What caught me most off guard is that instead of feeling far from God, I feel far from myself. My Bible is laying on the kitchen island instead of only seeing the inside of a nightstand, and I actually feel excited about the things I’m learning from my church and my community. The disconnect is between my head and my heart, I think. I can’t reconcile what I feel with what I know. And what makes it more difficult is that I can’t even adequately voice what I need. My sweet husband with the heart of a helper is pulling out all sorts of ways to make me feel loved and reassured, but I still can’t quite bring myself to take it all in. I mourn all the ways I’m hurting and all the things that I’m not doing right. I’ve become fragile and needy and completely resentful towards how that makes me feel. I want to walk around apologizing for all of my rough edges and the copious amounts of affirmation I crave. The downswing of a mobile self-worth is a scary beast, and I’ve lost confidence in my ability to walk through it gracefully.
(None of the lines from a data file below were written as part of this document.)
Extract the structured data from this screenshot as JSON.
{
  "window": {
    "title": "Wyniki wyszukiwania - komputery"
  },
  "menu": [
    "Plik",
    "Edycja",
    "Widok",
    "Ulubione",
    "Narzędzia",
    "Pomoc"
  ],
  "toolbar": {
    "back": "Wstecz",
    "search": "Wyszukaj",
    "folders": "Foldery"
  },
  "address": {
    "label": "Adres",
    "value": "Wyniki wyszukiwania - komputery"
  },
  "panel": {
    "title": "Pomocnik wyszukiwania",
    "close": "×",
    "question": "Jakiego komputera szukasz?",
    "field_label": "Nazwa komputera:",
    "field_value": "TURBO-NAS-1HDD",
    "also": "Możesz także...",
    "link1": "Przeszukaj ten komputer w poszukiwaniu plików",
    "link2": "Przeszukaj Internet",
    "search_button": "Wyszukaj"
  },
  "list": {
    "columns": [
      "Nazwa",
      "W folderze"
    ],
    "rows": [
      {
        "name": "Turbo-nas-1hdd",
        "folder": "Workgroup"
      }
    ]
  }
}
If there was a sidewalk for managing my fear, I lost sight of it. I haven’t seen trail markers in a couple of weeks. I’m scared of returning to that wilderness. I only just survived it.
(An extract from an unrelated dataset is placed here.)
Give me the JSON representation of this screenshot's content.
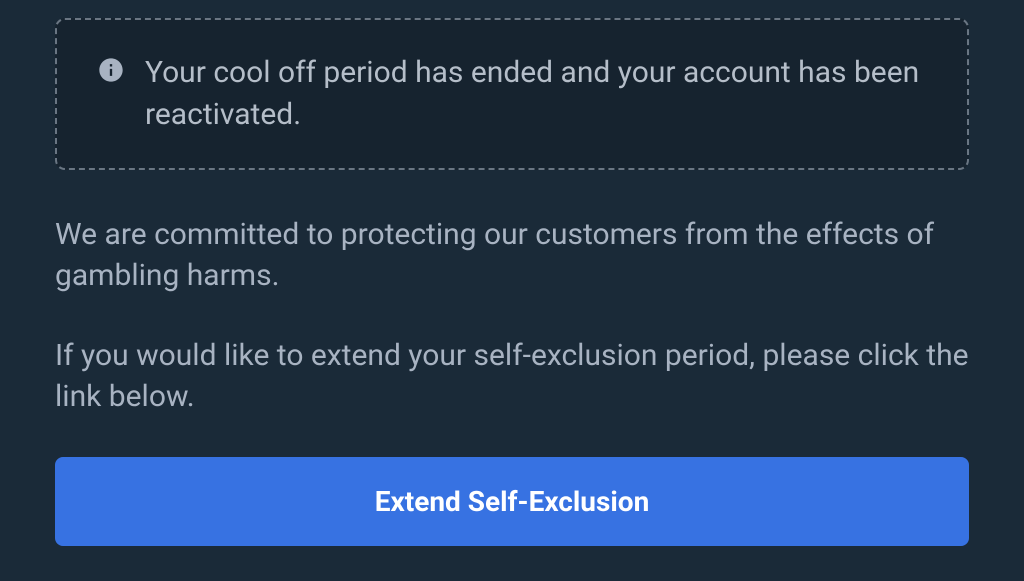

If this is all I’ve got, this fear, then it feels paralyzing. But in the context of the bigger story, the story of me and the story of God, there is so much more. While there’s surely heartache and brokenness here, there’s beauty, too. And in the midst of fear and self-doubt, the metanarrative declares:

You are not forgotten. You are loved. You were created with purpose and you were redeemed with purpose. Throughout wild desert places, you are remembered and you are being restored.restore2bwallpaper1

 

The One Before Easter

If we’re being totally honest over here, between the different spring breaks (which really amount to no true breaks) and the ever-growing pile of to-do lists, Easter completely snuck up on me. Friends of ours are getting married this weekend (yay!) which means we’re staying in town for the holiday. While at the grocery store earlier this week, I rolled through our usual list of dinners and realized that I had penciled in Sunday as breakfast for dinner, and it struck me that we’d be eating pancakes for our Easter meal. Later in the week a friend called and didn’t want to fly solo for Easter, so we’re pulling together a last minute meal (come join, if you’re local!), but all this to say – Easter has been an afterthought for us this year.
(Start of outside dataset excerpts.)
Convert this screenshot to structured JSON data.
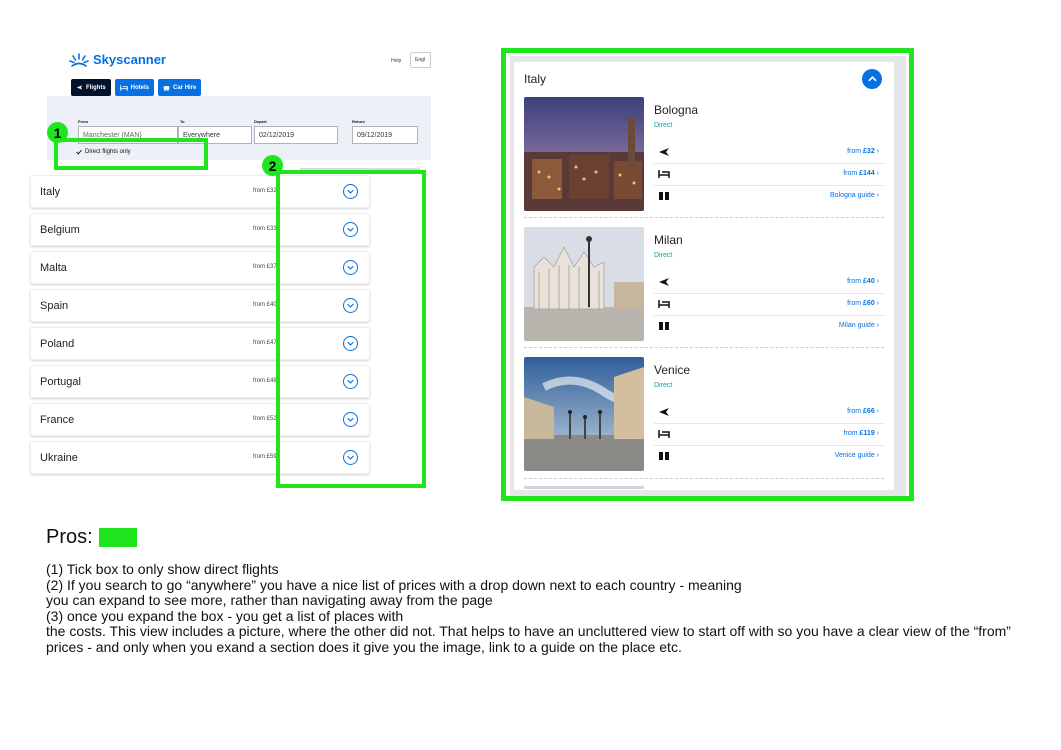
{
  "colors": {
    "highlight": "#1fe51f",
    "brand": "#0770e3",
    "tab_dark": "#02122c",
    "direct": "#00a698"
  },
  "left": {
    "brand": "Skyscanner",
    "help": "Help",
    "lang": "Engl",
    "tabs": [
      {
        "label": "Flights",
        "icon": "plane-icon"
      },
      {
        "label": "Hotels",
        "icon": "bed-icon"
      },
      {
        "label": "Car Hire",
        "icon": "car-icon"
      }
    ],
    "from_label": "From",
    "to_label": "To",
    "depart_label": "Depart",
    "return_label": "Return",
    "from_value": "Manchester (MAN)",
    "to_value": "Everywhere",
    "depart_value": "02/12/2019",
    "return_value": "09/12/2019",
    "direct_only": "Direct flights only",
    "countries": [
      {
        "name": "Italy",
        "price": "from £32"
      },
      {
        "name": "Belgium",
        "price": "from £33"
      },
      {
        "name": "Malta",
        "price": "from £37"
      },
      {
        "name": "Spain",
        "price": "from £40"
      },
      {
        "name": "Poland",
        "price": "from £47"
      },
      {
        "name": "Portugal",
        "price": "from £48"
      },
      {
        "name": "France",
        "price": "from £52"
      },
      {
        "name": "Ukraine",
        "price": "from £59"
      }
    ],
    "markers": [
      "1",
      "2"
    ]
  },
  "right": {
    "region": "Italy",
    "cities": [
      {
        "name": "Bologna",
        "direct": "Direct",
        "flight_prefix": "from ",
        "flight_price": "£32",
        "hotel_prefix": "from ",
        "hotel_price": "£144",
        "guide": "Bologna guide"
      },
      {
        "name": "Milan",
        "direct": "Direct",
        "flight_prefix": "from ",
        "flight_price": "£40",
        "hotel_prefix": "from ",
        "hotel_price": "£60",
        "guide": "Milan guide"
      },
      {
        "name": "Venice",
        "direct": "Direct",
        "flight_prefix": "from ",
        "flight_price": "£66",
        "hotel_prefix": "from ",
        "hotel_price": "£119",
        "guide": "Venice guide"
      }
    ]
  },
  "pros_label": "Pros:",
  "notes": [
    "(1) Tick box to only show direct flights",
    "(2) If you search to go “anywhere” you have a nice list of prices with a drop down next to each country - meaning",
    "you can expand to see more, rather than navigating away from the page",
    "(3) once you expand the box - you get a list of places with",
    "the costs. This view includes a picture, where the other did not. That helps to have an uncluttered view to start off with so you have a clear view of the “from” prices - and only when you exand a section does it give you the image, link to a guide on the place etc."
  ]
}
Our church arranged a Good Friday prayer opportunity that was open all day long, filled with seven stations equipped with scripture and a prayer focus. I hadn’t originally planned to go, but I accidentally arrived to a photoshoot early and realized that with time to kill and church right down the road, I might as well swing by. So I walked into the fellowship hall with twenty minutes to kill and made the risky decision to leave my phone left on ring, in case the client called. My heart was ready for none of the things that were laid out at each table. I moved quietly through each station, reading sacred words, focusing each prayer with barely more than an “Abba, please”. The whisper of my heart, a desperate plea.

I think I tend to give the holidays a wide berth, avoiding them generously out of a desire to skirt around the heart and soul evaluation they so often lend themselves to. I’d rather not check in, not really, because that might require more work than I’m ready for. But Easter waits for no man, and when confronted with the truth of sacrifice and the wonder of resurrection, there is nowhere else to turn but inward and upward. Contrite heart, with arms lifted up. Hosanna in the highest, indeed.

There’s no sunrise at Windjammer for me this year, but instead I’m aiming for honesty – about where I am and who I am, and rest in knowing that while my sin was strong, Jesus is stronger.